I'm not sure if this works for every situation, as when you press enter in a form's input field you will still trigger the onSubmit method, although the default submit won't occur. This means that you will still trigger your pseudo submit action that you've designed for your form. A one liner with ES6 that solves the problem specifically and entirely:

<input onKeyPress={(e)=>{e.target.keyCode === 13 && e.preventDefault();}} />

This solution should have 0 side effects and solves the problem directly.

6 Comments

This is a good solution if there's only 1 input, handling it at the onSubmit level is better for a form with multiple controls
My solution works in many situations that would land someone here. Many people will try the above solution only to find that it prevents the enter key for every part of a form. More specific is better in situations where you want other functionality to continue as it would by default. If you have a single input or component in a form that you don't want to trigger your submit function for, this is the only solution that will work. Other methods will explicitly disable the enter button or will explicitly disable submitting with html5 standards, but will not do what is asked.
Thank you.
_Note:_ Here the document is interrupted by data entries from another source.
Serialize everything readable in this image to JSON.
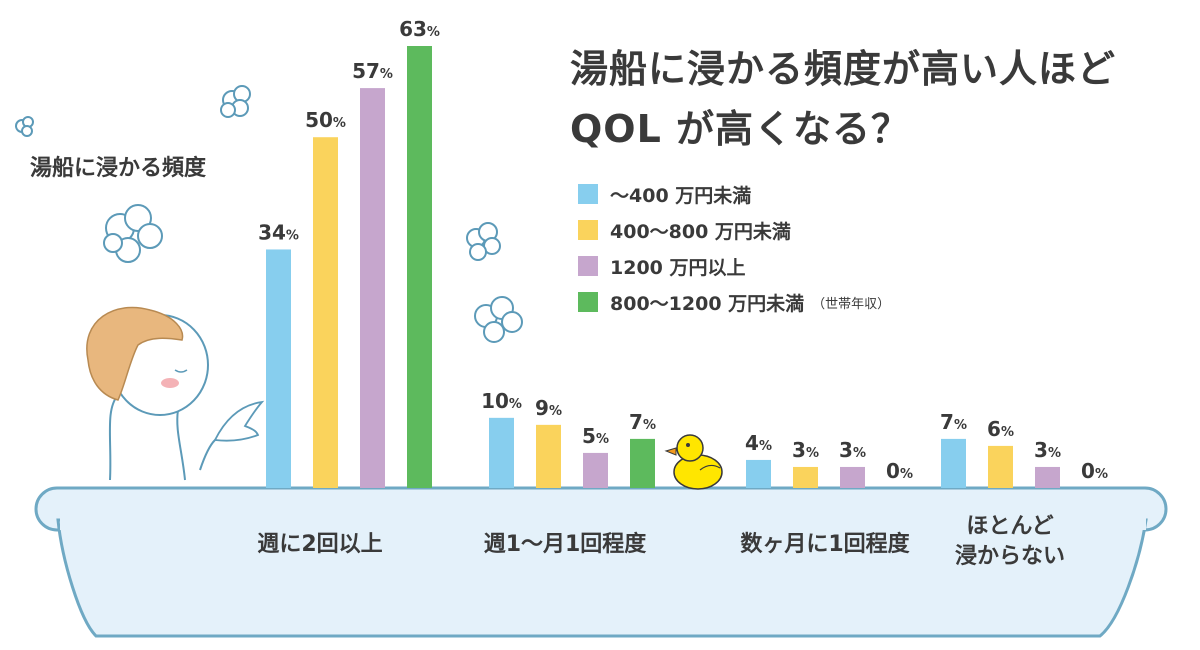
{
  "title_line1": "湯船に浸かる頻度が高い人ほど",
  "title_line2": "QOL が高くなる？",
  "subtitle": "湯船に浸かる頻度",
  "legend_note": "（世帯年収）",
  "colors": {
    "blue": "#87CEEE",
    "yellow": "#FAD35C",
    "purple": "#C6A6CD",
    "green": "#5DBA5D",
    "tub_fill": "#E4F1FA",
    "tub_stroke": "#6FA9C4"
  },
  "chart_data": {
    "type": "bar",
    "categories": [
      "週に2回以上",
      "週1〜月1回程度",
      "数ヶ月に1回程度",
      "ほとんど浸からない"
    ],
    "category_lines": [
      [
        "週に2回以上"
      ],
      [
        "週1〜月1回程度"
      ],
      [
        "数ヶ月に1回程度"
      ],
      [
        "ほとんど",
        "浸からない"
      ]
    ],
    "value_suffix": "%",
    "series": [
      {
        "name": "〜400 万円未満",
        "color": "#87CEEE",
        "values": [
          34,
          10,
          4,
          7
        ]
      },
      {
        "name": "400〜800 万円未満",
        "color": "#FAD35C",
        "values": [
          50,
          9,
          3,
          6
        ]
      },
      {
        "name": "1200 万円以上",
        "color": "#C6A6CD",
        "values": [
          57,
          5,
          3,
          3
        ]
      },
      {
        "name": "800〜1200 万円未満",
        "color": "#5DBA5D",
        "values": [
          63,
          7,
          0,
          0
        ]
      }
    ],
    "ylim": [
      0,
      63
    ]
  }
}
Disabling submit for a single input out of several is exactly what I was looking to do.
For me e.target.keyCode turned up undefined, but e.key === 'Enter' works great.
|
13

The best way to prevent the ENTER, as suggested also by Eon is to add the following to your input element:

onKeyPress={(e) => { e.key === 'Enter' && e.preventDefault(); }}

1 Comment

9

This works for me:

<Input
   ...
   onKeyDown={(e) => { e.key === 'Enter' && e.preventDefault() }}
/>

Comments

3

This works for me:

<form ...>
    {/* Prevent implicit submission of the form */}
    <button
        aria-hidden="true"
        className="hidden"
        disabled
        type="submit"
     ></button>

For those interested in the literature

TL;DR:

4.10.22.2 Implicit submission
A form element's default button is the first submit button in tree order whose form owner is that form element.

If the user agent supports letting the user submit a form implicitly (for example, on some platforms hitting the "enter" key while a text field is focused implicitly submits the form), then doing so for a form whose default button has a defined activation behavior must cause the user agent to run synthetic click activation steps on that default button.

Consequently, if the default button is disabled, the form is not submitted when such an implicit submission mechanism is used. (A button has no activation behavior when disabled.)

1 Comment

I think this is the superior answer in 2022 – it allows the "enter" keydown to function as form submit once the conditions for submit are met. Way less boilerplate vs. a conditional e.preventDefault() for every input field.
0

prevent for Enter key for search input:

<input type="text" onKeyDown={e => {
  if (e.key === 'Enter') e.preventDefault();
}} />

1 Comment

onKeyPress is deprecated, use onKeyDown instead.